I am always amazed how hope is so effervescent and abundant during spring. The lengthening of days, the budding of blossoms, the chirping of birds, the scurrying of all God’s creatures each give expression to nature’s abundant hope. It is no wonder that Easter falls within the season of spring. It seems that all of nature wants to sing of new life and so it seems right for me during spring to remember my spiritual roots, which lie within the Christian story of the resurrection. Indeed both the season of spring and the stories of Easter contribute to my walking with a little more pep in my step these days when I take my daily walk.
This renewal of hope bolsters me in my daily engagement with life from the simplest tasks to the more focused tasks in favour of a world where the values of justice, peace, and sustainability are upheld. For example, recently, after having prepared the evening meal and tidied the kitchen, we attended a meeting in the community to organize resistance to a recent decision by the local health authority to move physicians and nurse practitioners out of the nearby health clinic. I won’t go into all the details, but suffice it to say that this decision appears to me to rest more upon political ideology than on sound health care policy. The ruse does not pass the smell test and members of the community know it. Mobilization and opposition is beginning to take shape.

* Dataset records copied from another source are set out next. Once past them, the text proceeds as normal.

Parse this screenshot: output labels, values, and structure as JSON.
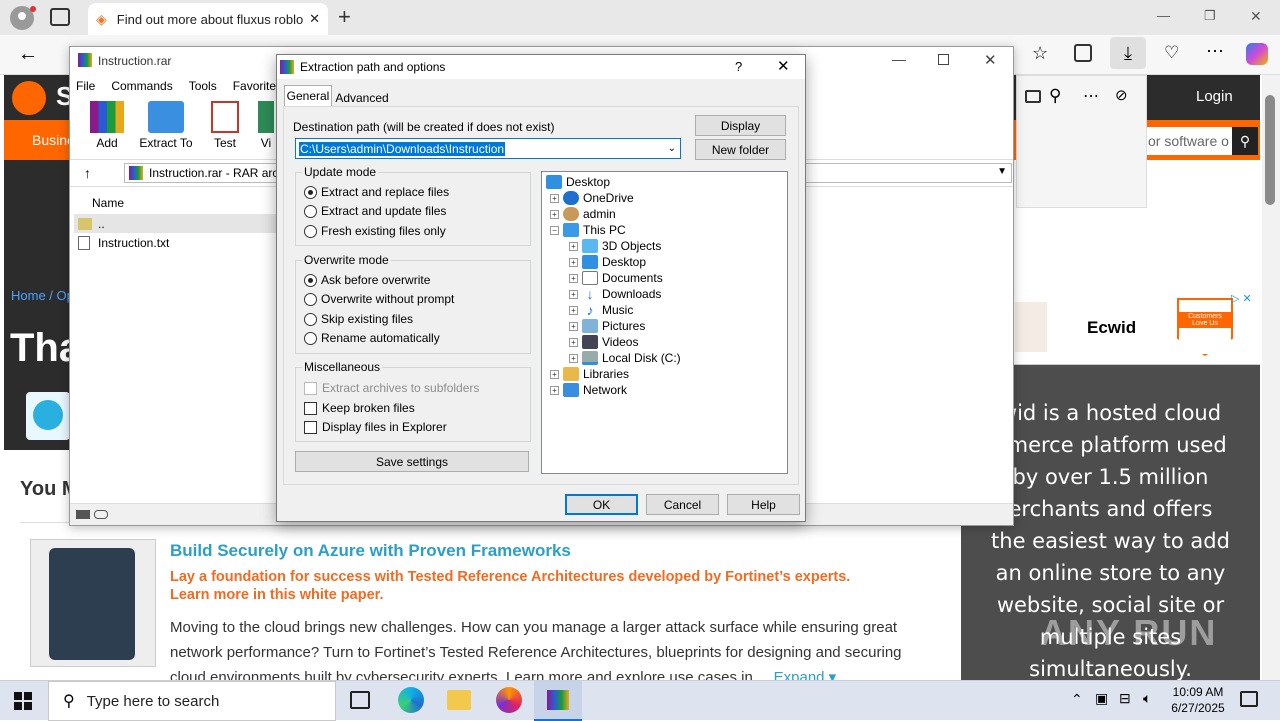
{
  "browser": {
    "tab_title": "Find out more about fluxus roblo",
    "tab_close": "✕",
    "new_tab": "+",
    "window_min": "—",
    "window_max": "❐",
    "window_close": "✕"
  },
  "site": {
    "logo_partial": "S",
    "nav_partial": "Busine",
    "login": "Login",
    "search_partial": "or software o",
    "breadcrumb_home": "Home",
    "breadcrumb_partial": "Op",
    "hero_partial": "Tha",
    "you_partial": "You M",
    "ad_brand": "Ecwid",
    "ad_badge_top": "SOURCEFORGE",
    "ad_badge_main": "Customers Love Us",
    "ecwid_text": "wid is a hosted cloud\nnmerce platform used\nby over 1.5 million\nerchants and offers\nthe easiest way to add\nan online store to any\nwebsite, social site or\nmultiple sites\nsimultaneously.",
    "article_title": "Build Securely on Azure with Proven Frameworks",
    "article_lead": "Lay a foundation for success with Tested Reference Architectures developed by Fortinet’s experts. Learn more in this white paper.",
    "article_body": "Moving to the cloud brings new challenges. How can you manage a larger attack surface while ensuring great network performance? Turn to Fortinet’s Tested Reference Architectures, blueprints for designing and securing cloud environments built by cybersecurity experts. Learn more and explore use cases in",
    "article_expand": "... Expand ▾",
    "watermark": "ANY RUN"
  },
  "rar": {
    "title": "Instruction.rar",
    "menu": [
      "File",
      "Commands",
      "Tools",
      "Favorites"
    ],
    "toolbar": [
      "Add",
      "Extract To",
      "Test",
      "Vi"
    ],
    "path": "Instruction.rar - RAR arc",
    "col_name": "Name",
    "files": [
      "..",
      "Instruction.txt"
    ]
  },
  "dialog": {
    "title": "Extraction path and options",
    "help_glyph": "?",
    "close_glyph": "✕",
    "tabs": [
      "General",
      "Advanced"
    ],
    "dest_label": "Destination path (will be created if does not exist)",
    "dest_value": "C:\\Users\\admin\\Downloads\\Instruction",
    "display_btn": "Display",
    "new_folder_btn": "New folder",
    "update_mode": {
      "title": "Update mode",
      "options": [
        "Extract and replace files",
        "Extract and update files",
        "Fresh existing files only"
      ],
      "selected": 0
    },
    "overwrite_mode": {
      "title": "Overwrite mode",
      "options": [
        "Ask before overwrite",
        "Overwrite without prompt",
        "Skip existing files",
        "Rename automatically"
      ],
      "selected": 0
    },
    "misc": {
      "title": "Miscellaneous",
      "options": [
        "Extract archives to subfolders",
        "Keep broken files",
        "Display files in Explorer"
      ]
    },
    "save_settings": "Save settings",
    "tree": [
      "Desktop",
      "OneDrive",
      "admin",
      "This PC",
      "3D Objects",
      "Desktop",
      "Documents",
      "Downloads",
      "Music",
      "Pictures",
      "Videos",
      "Local Disk (C:)",
      "Libraries",
      "Network"
    ],
    "ok": "OK",
    "cancel": "Cancel",
    "help": "Help"
  },
  "taskbar": {
    "search_placeholder": "Type here to search",
    "time": "10:09 AM",
    "date": "6/27/2025"
  }
}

Only a few generations ago there was no universal health care in Canada, but now there is, mostly due to the activism of Canadians who saw the need for health care. While our system is under strain, and can be improved upon, it remains one of the best systems in the world. But, this latest move by the local health authority is a small attempt to diminish the caliber of our health care system. I doubt that it will succeed in undermining the confidence Canadians have in their health care system. Imperfect as it is, our health care systems stands as a work of the common good and there are simply too many good citizens who value the common good to allow it to crumble. You may say my view is naïve—I happen to think it is hopeful.

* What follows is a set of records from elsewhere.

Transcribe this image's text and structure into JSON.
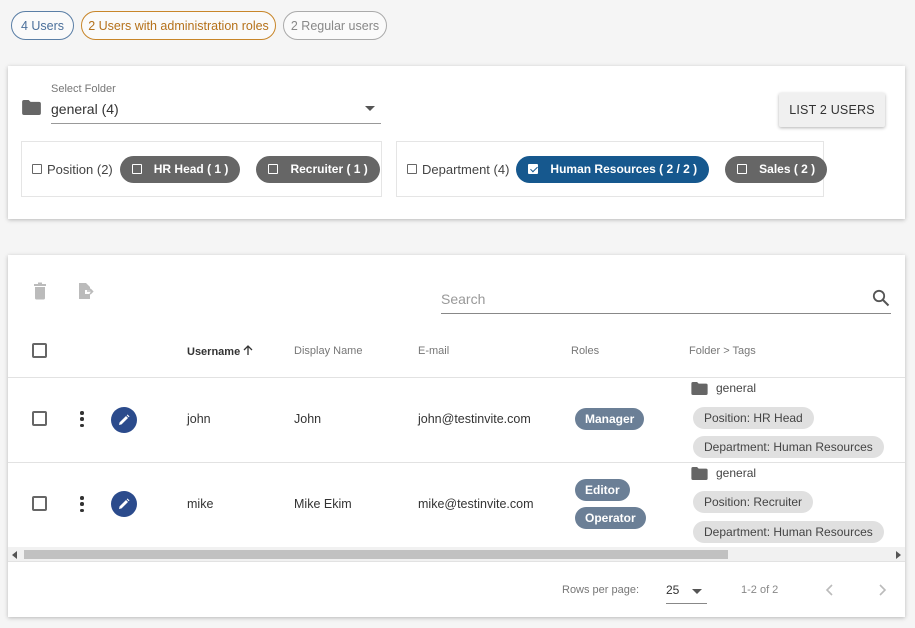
{
  "filters": {
    "all_users": "4 Users",
    "admin_users": "2 Users with administration roles",
    "regular_users": "2 Regular users"
  },
  "folder_select": {
    "label": "Select Folder",
    "value": "general (4)"
  },
  "list_button": "LIST 2 USERS",
  "tag_groups": {
    "position": {
      "label": "Position (2)",
      "tags": [
        "HR Head ( 1 )",
        "Recruiter ( 1 )"
      ]
    },
    "department": {
      "label": "Department (4)",
      "tags": [
        "Human Resources ( 2 / 2 )",
        "Sales ( 2 )"
      ]
    }
  },
  "search": {
    "placeholder": "Search"
  },
  "table": {
    "columns": [
      "Username",
      "Display Name",
      "E-mail",
      "Roles",
      "Folder > Tags"
    ],
    "sorted_column": "Username",
    "sort_direction": "ascending",
    "rows": [
      {
        "username": "john",
        "display_name": "John",
        "email": "john@testinvite.com",
        "roles": [
          "Manager"
        ],
        "folder": "general",
        "tags": [
          "Position: HR Head",
          "Department: Human Resources"
        ]
      },
      {
        "username": "mike",
        "display_name": "Mike Ekim",
        "email": "mike@testinvite.com",
        "roles": [
          "Editor",
          "Operator"
        ],
        "folder": "general",
        "tags": [
          "Position: Recruiter",
          "Department: Human Resources"
        ]
      }
    ]
  },
  "pagination": {
    "rows_per_page_label": "Rows per page:",
    "rows_per_page": "25",
    "range": "1-2 of 2"
  },
  "colors": {
    "selected_tag": "#16588e",
    "unselected_tag": "#666666",
    "role_chip": "#6b7f96",
    "edit_button": "#2b4b8c",
    "admin_filter": "#c8862a",
    "all_filter": "#5b7fa6"
  }
}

We all need places where hope is practiced, where hope can break out. Hope flows through the seasons and lives in nature. A day walking in mountains or fields or forests will easily renew the slowed heart. Likewise, an evening with family, friends, or fellow citizens listening to some of the many human stories that constantly swirl around, and within us, can strengthen the heart and invigorate the spirit. And flowing out from the interplay between the circle of nature and the circles of ‘others’ are the human systems that solidify the common good into communal systems that benefit us all. As long as there is nature to walk in and human stories to inspire us there will be systems of the common good to carry our hope and sustain us. And that is a beautiful thing.